All years of 22r are good 81-95. Earlier years, pre 85 i think , have dual row timing chains. 85+ may be best if you ever have to rebuild it I put a 20r/L45?/toy axles in a samurai. The 20r was a good power upgrade over the samurai engine. The 20r is a tough motor. I wouldnt count it out ,if you can get a good deal on oneI would guess a 20r/22r-re/2rz/3rz could all be made to fit. There is an engine the samurai guys like a lot. It comes out of the tracker or sidekick, i cant remember. Good luck
One of the comments before stated that going carbed would eliminate the wiring issues, which I guess I would go with a 22r then, pre-1984?I truly don't mind giving anything a shot, engine wise, and I'm not getting a lot of bites regarding a GM motor, and I have no problems with Toyota stuff. But aside from a computer swap/shenanigans, I felt I should decide on a motor (as much as I can) before then trying to handle the wiring, even in theory. I thought the motor was all good so I added dual batteries and a winch on the front end, so I added 200lbs or so there...I want to be mindful of how much an engine weighs.The Rocky has 7in Toyota clone differentials in it. When you put in Toy axles, did you go 7 or 8, or something else?
I agree with a 20/22R. Everything I'm seeing that talks about how bulletproof the 20 is might lead me to go that way. A check of one easy place (Car-Part.com) shows the same place north of Buffalo with each types there, and I haven't even called the local places not tied into CP. I know there's a 20 near me, but that truck is sitting in the mud, with the engine touching mud for at least a decade.I don't mean reading links that you all come up with; if any of you have a checklist or site or whatever that has suggestions for how not to get hosed as a I get a used engine, I'm all ears.
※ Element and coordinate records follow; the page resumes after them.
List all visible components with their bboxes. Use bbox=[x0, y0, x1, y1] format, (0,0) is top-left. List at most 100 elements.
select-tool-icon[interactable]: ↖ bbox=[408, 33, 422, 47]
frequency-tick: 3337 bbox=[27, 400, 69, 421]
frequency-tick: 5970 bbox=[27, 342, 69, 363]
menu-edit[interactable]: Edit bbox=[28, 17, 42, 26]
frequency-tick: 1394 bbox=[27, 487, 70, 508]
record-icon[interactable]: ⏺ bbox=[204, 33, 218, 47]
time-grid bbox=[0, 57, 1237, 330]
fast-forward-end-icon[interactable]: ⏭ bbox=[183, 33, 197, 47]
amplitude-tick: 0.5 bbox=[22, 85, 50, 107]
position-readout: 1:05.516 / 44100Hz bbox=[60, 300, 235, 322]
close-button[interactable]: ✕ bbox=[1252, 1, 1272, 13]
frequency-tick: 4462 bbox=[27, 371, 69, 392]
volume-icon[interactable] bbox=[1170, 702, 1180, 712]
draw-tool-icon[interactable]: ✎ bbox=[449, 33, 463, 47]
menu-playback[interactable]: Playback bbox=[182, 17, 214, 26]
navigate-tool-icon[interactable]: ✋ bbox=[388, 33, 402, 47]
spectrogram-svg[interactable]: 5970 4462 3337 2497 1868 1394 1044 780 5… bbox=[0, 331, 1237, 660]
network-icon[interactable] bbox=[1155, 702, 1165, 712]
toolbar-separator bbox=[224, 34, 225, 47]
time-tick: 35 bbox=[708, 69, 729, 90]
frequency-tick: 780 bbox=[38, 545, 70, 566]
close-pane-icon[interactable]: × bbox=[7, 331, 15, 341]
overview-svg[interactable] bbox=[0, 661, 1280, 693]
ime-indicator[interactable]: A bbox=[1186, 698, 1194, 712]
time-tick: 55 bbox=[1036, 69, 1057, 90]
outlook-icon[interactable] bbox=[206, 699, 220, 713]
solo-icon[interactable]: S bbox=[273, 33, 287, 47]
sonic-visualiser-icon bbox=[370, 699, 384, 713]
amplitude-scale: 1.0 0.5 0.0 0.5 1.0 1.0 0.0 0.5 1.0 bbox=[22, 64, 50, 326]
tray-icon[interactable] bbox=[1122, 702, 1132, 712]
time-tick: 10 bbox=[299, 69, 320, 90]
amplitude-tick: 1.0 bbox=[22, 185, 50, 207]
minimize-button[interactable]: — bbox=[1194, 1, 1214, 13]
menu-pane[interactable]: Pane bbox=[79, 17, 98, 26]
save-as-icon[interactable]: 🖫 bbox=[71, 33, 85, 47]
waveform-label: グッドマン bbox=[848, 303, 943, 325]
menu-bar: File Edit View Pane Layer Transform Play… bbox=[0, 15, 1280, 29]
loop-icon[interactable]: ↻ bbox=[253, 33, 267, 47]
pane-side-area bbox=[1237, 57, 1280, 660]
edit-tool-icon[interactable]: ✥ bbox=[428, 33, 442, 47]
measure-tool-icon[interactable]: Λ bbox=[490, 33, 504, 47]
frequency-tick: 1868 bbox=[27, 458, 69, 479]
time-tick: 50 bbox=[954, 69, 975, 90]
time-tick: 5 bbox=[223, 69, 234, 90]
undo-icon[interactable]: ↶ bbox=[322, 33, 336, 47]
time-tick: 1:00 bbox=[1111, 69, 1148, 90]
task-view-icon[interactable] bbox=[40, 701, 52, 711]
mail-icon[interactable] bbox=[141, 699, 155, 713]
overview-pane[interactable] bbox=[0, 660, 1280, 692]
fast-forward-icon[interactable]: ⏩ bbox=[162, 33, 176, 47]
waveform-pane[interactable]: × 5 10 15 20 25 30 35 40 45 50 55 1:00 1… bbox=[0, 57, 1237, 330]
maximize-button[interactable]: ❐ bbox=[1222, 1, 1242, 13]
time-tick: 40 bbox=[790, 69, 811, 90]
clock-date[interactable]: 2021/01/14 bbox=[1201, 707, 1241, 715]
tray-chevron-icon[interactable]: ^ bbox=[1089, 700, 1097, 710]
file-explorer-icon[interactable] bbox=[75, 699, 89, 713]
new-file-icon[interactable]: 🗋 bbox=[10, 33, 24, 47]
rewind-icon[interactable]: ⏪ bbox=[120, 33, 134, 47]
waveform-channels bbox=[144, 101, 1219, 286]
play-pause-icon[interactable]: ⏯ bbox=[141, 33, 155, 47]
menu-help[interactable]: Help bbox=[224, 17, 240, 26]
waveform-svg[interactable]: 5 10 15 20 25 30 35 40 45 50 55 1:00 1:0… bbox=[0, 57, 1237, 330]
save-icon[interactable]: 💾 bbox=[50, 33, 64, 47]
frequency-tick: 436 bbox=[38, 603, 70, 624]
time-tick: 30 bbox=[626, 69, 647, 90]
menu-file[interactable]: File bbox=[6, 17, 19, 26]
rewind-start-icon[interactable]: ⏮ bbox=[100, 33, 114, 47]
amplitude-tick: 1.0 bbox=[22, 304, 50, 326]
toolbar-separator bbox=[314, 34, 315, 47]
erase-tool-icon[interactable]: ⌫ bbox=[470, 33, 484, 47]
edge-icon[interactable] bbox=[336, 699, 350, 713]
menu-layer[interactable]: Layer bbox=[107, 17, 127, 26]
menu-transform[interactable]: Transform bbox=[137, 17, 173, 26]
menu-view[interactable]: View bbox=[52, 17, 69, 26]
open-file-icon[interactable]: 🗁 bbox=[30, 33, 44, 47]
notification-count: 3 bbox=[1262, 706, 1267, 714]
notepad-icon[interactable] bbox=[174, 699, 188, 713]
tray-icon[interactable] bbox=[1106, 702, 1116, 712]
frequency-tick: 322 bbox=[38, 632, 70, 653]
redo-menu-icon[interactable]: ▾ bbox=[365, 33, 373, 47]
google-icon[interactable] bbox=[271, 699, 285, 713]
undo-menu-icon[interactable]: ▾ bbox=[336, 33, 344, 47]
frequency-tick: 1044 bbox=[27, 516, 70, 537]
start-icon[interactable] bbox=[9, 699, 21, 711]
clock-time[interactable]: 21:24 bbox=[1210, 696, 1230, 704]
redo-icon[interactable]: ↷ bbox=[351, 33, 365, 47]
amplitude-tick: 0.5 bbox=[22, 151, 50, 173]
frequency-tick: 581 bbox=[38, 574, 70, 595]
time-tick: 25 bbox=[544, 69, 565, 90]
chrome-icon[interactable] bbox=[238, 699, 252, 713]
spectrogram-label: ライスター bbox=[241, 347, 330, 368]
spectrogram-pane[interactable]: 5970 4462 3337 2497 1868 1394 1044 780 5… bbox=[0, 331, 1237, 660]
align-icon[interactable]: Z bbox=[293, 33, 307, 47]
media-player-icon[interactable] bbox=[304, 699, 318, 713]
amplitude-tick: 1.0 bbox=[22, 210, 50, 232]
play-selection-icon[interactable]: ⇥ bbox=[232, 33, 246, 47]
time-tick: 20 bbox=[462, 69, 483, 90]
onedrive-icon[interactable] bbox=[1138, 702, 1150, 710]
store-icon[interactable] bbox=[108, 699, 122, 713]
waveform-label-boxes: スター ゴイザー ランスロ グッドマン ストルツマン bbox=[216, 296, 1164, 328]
I am definitely gun shy about spending money, getting one home, and finding out that "oh by the way, the block is cracked/head's been decked 9 times" etc. I'm a teacher, so I'm all about reading!
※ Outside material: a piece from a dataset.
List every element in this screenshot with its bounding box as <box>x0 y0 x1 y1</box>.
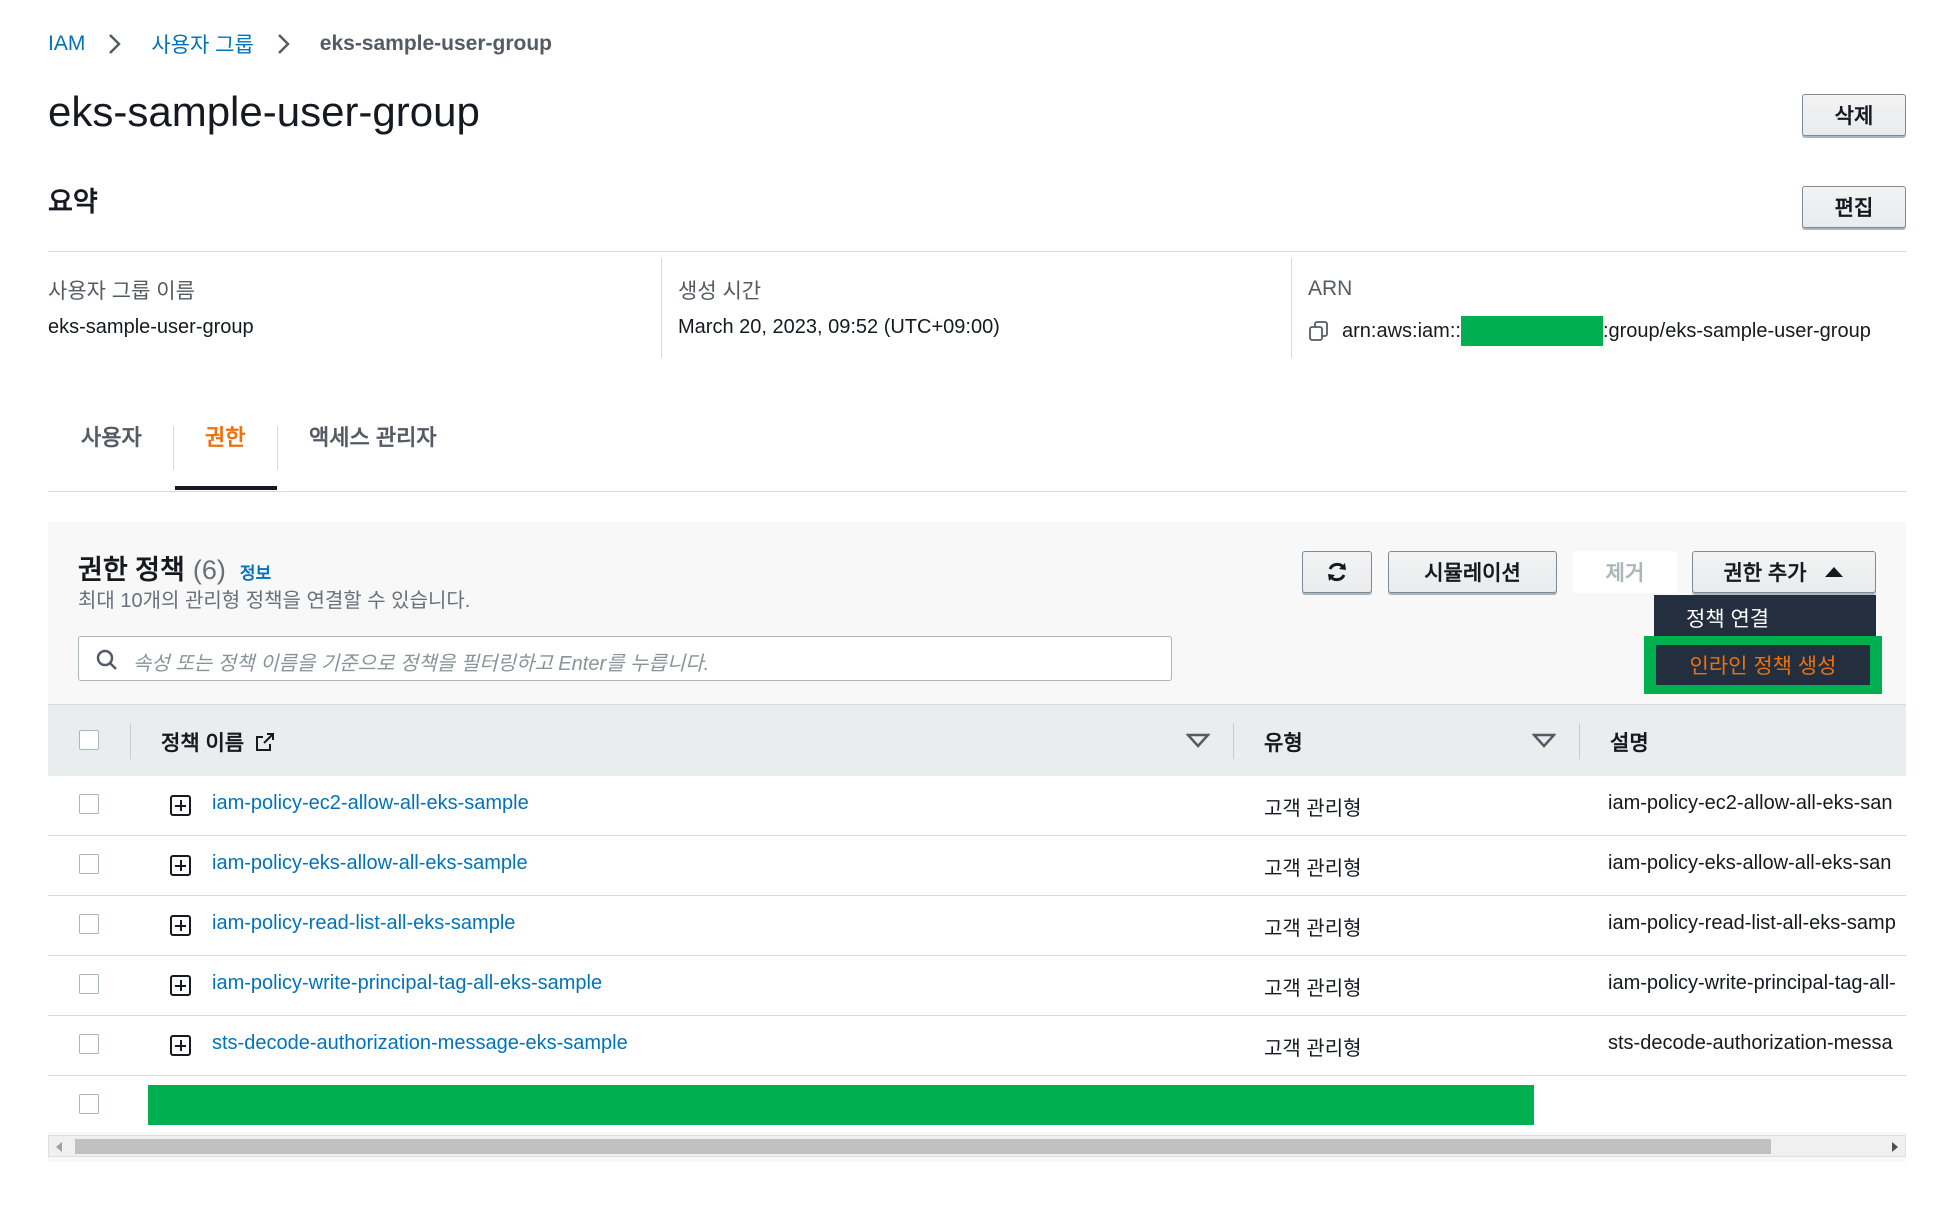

I understand and agree totally. In fact, NOT doing this is why I'm here in the first place. I thought I did enough...but obviously did not.I'm now searching local non-index salvaged yards, but I've got to find a good link for what to do when I travel to that yard. I mentioned I found an early 20R already....but at least the bottom end has been in mud for ages. I supposed I could buy something reconditioned (I found sites that sell both 22Rs and 20Rs refurbed...I don't know how that compares with the overall cost of finding something in the pick-n-pull) but I don't know which is best. In my searches I've found enough tales of caution to truly be unsure which is best to avoid getting hosed. I am truly in undiscovered territory on this one.
Two V6 8-inch axles (both 1989s, a 4 Runner and an Xtracab) and a 4-cyl 8 inch (4x4 short bed, also a 1989).